1. A fermentation process for wheat germ, characterized in that, Includes the following steps: Bacillus coagulans powder, Lactobacillus salivarius powder and steam-sterilized and cooled wheat germ are mixed and fermented in a sealed environment. After fermentation, ozone sterilization is performed to obtain fermented wheat germ. The Bacillus coagulans is deposited at the China General Microbiological Culture Collection Center, with accession number CGMCC No. 1.17145; The Lactobacillus salivarius is deposited at the China Center for Type Culture Collection, accession number: CCTCC NO:M 2022848; The activity of the Bacillus coagulans powder is 1.0-10.0×10 8 CFU / g; the activity of the Lactobacillus salivarius powder is 1.0-10.0×10 8 CFU / g; and the mass ratio of the Bacillus coagulans powder, the Lactobacillus salivarius powder and the wheat germ is 1:1:14-15. The solid-state fermentation is carried out at a temperature of 30-40℃, a relative humidity of 50±3%, and a time of 40-48h.

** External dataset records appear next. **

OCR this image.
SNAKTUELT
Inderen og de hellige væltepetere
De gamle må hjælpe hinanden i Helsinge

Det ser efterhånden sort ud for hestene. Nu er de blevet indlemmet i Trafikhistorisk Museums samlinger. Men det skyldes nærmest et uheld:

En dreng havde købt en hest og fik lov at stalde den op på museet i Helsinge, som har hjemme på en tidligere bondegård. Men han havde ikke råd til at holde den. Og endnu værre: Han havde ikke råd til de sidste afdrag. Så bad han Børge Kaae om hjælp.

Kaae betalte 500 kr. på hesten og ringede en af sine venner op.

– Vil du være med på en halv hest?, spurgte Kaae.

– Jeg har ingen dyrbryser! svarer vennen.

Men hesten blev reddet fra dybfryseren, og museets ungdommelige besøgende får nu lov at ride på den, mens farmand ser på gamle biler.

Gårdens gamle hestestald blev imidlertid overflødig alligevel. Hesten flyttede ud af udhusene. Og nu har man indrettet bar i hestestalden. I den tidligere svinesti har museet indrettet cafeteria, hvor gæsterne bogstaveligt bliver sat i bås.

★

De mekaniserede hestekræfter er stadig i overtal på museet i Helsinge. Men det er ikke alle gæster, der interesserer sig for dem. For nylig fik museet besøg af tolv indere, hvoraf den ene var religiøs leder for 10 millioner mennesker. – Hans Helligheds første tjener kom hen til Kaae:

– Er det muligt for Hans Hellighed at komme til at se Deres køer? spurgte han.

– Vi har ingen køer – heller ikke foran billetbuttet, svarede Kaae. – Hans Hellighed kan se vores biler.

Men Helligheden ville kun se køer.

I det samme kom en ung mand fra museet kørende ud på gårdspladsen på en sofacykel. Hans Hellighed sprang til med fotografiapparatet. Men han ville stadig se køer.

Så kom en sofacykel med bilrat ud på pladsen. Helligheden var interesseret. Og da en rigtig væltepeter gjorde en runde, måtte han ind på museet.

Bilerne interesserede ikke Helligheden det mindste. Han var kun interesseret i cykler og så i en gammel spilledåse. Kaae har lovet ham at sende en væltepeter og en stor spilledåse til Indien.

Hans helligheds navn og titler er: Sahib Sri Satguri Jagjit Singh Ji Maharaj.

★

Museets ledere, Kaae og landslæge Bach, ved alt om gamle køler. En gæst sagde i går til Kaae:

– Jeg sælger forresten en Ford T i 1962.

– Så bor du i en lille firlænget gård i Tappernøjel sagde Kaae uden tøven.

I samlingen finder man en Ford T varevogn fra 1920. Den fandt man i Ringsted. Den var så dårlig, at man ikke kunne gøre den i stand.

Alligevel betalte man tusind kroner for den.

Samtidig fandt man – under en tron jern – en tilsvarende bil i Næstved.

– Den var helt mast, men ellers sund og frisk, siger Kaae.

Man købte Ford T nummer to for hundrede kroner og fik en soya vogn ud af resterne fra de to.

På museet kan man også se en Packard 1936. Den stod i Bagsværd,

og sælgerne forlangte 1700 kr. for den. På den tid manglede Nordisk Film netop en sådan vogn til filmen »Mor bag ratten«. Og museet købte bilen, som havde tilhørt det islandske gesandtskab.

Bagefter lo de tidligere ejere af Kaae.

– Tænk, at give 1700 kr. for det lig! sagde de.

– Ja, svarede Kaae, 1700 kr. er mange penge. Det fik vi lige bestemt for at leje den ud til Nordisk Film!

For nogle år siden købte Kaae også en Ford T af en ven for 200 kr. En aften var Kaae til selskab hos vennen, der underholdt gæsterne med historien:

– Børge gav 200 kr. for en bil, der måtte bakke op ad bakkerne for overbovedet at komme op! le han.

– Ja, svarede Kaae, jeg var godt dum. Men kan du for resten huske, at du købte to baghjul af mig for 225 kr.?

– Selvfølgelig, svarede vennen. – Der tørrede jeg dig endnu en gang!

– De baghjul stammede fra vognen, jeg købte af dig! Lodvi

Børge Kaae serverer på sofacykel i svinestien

2. The fermentation process for wheat germ according to claim 1, characterized in that, The steam sterilization temperature is 120~125℃, and the time is 3~6 minutes.

3. The fermentation process for wheat germ according to claim 1, characterized in that, Wheat germ is steam-sterilized and then cooled to 30-40°C before being mixed with Bacillus coagulans and Lactobacillus salivarius.

4. The fermentation process for wheat germ according to claim 1, characterized in that, The ozone concentration during ozone sterilization is 15~20 mg / m³. 3 .

5. Fermented wheat germ prepared by a fermentation process according to any one of claims 1 to 4.

6. The application of the fermented wheat germ as described in claim 5 in the feed additive for laying hens.